Home Grain Market Analysis Preventative Maintenance

Preventative Maintenance

Scott Shiels

Spring is in the air, and with that, probably my most favourite time: seeding! Whether you are pulling a 60-foot air drill or broadcasting your seed through a Valmar, there is something special and satisfying every time you cross the land. 

This is a time where most of you are spending a lot of effort thinking, both about the seeding job you are doing, and about what is left doing once seeding is done. On that note, I thought I would touch on some possibly forgotten, or neglected, jobs around the farm that could potentially cost you money when marketing your grain down the road. 

One of the first things we recommend doing after seeding is turning bins and sampling the grain you have left on the farm.
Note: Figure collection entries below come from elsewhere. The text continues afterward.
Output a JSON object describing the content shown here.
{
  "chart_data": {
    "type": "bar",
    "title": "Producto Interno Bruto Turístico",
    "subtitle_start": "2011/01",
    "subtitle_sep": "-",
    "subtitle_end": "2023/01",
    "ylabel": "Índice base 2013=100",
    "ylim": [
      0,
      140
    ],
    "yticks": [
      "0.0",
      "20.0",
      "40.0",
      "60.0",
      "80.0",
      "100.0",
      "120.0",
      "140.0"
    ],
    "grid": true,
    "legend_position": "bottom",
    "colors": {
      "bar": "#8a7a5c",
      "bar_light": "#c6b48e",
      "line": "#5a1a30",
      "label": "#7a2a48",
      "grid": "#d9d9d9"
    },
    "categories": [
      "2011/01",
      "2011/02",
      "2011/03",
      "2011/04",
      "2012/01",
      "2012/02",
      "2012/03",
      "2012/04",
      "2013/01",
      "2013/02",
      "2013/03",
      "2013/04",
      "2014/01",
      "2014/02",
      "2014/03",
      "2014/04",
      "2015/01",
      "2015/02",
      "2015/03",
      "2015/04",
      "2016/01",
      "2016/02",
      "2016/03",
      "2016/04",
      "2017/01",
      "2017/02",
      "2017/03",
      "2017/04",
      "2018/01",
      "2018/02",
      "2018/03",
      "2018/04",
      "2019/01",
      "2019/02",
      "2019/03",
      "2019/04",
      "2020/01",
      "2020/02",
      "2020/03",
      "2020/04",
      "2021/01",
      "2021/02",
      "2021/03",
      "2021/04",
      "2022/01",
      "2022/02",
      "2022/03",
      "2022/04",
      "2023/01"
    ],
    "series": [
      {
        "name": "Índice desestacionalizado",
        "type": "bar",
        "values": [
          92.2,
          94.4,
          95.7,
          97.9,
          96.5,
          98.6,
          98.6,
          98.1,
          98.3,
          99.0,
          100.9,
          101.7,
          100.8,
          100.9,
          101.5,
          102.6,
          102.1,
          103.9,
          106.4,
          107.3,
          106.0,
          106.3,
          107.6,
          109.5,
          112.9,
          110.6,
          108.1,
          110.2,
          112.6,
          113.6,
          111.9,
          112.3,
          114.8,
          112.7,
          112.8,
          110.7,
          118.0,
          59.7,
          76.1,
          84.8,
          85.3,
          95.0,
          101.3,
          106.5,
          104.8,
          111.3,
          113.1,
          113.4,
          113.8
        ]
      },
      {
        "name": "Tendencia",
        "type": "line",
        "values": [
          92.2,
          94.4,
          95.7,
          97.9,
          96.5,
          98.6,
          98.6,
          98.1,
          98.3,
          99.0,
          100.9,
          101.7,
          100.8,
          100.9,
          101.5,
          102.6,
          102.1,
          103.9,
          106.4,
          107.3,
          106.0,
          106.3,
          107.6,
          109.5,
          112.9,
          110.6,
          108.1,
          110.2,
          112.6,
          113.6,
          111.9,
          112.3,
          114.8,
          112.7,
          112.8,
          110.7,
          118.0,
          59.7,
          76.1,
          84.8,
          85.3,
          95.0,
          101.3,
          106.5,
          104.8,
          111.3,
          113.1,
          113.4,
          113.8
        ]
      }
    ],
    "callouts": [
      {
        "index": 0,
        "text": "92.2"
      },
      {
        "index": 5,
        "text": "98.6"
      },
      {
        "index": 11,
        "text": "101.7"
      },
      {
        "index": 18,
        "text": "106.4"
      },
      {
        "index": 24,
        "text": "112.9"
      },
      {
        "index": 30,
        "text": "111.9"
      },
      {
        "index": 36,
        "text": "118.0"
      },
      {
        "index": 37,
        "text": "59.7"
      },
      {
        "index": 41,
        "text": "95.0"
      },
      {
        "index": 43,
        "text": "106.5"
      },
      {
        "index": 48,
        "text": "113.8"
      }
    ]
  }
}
Generally, by this time of year, most producers will have the necessary space available to enable them to move their remaining inventory around, and to resubmit samples to buyers to check grain quality. All too often, the spring warm-up and early summer heat can start to cause issues to what was fine all winter in the cold weather. The other reason for getting buyers to check samples again is that oftentimes, once we get into the summer, opportunities arise for premiums when buyers get short. In my experience as a grain buyer, I can say, in many cases, the first person you are going to call when you need some grain is the individual who came by for a visit and provided new samples. It never hurts to be the “squeaky wheel” in this industry. 

The next thing you should do is a thorough checking and cleaning of all your empty bins. Taking this time to fix any bolt holes or leaky lids can save you from having to deal with spoiled grain in the future. Also, it is a great opportunity to sweep up flat-bottom bins and sprinkle, if you are up for it, a little bit of diatomaceous earth around the outside of the bin. This helps prevent stored grain insects from harbouring in this area and infesting the new grain that comes into the bin at harvest time. 

Hopper bins, while better, are not immune to some of these issues either. Taking advantage when they are empty and inspecting the inside is crucial to preventing stored grain issues in the new year. Once your bins are empty, open up your bottom slides and get a look up and into them. We have had numerous producers fail to find grain that got wet and stuck to the sides of the hopper bins. Once the bins are refilled, that crusty wet mess crumbles down and contaminates the new grain and can cause grading issues due to off-type grain or potentially worse issues with bugs or heated grain. 

A quick little bit of preventative maintenance can go a long way to ensuring the grain you grow remains in good condition for you to sell.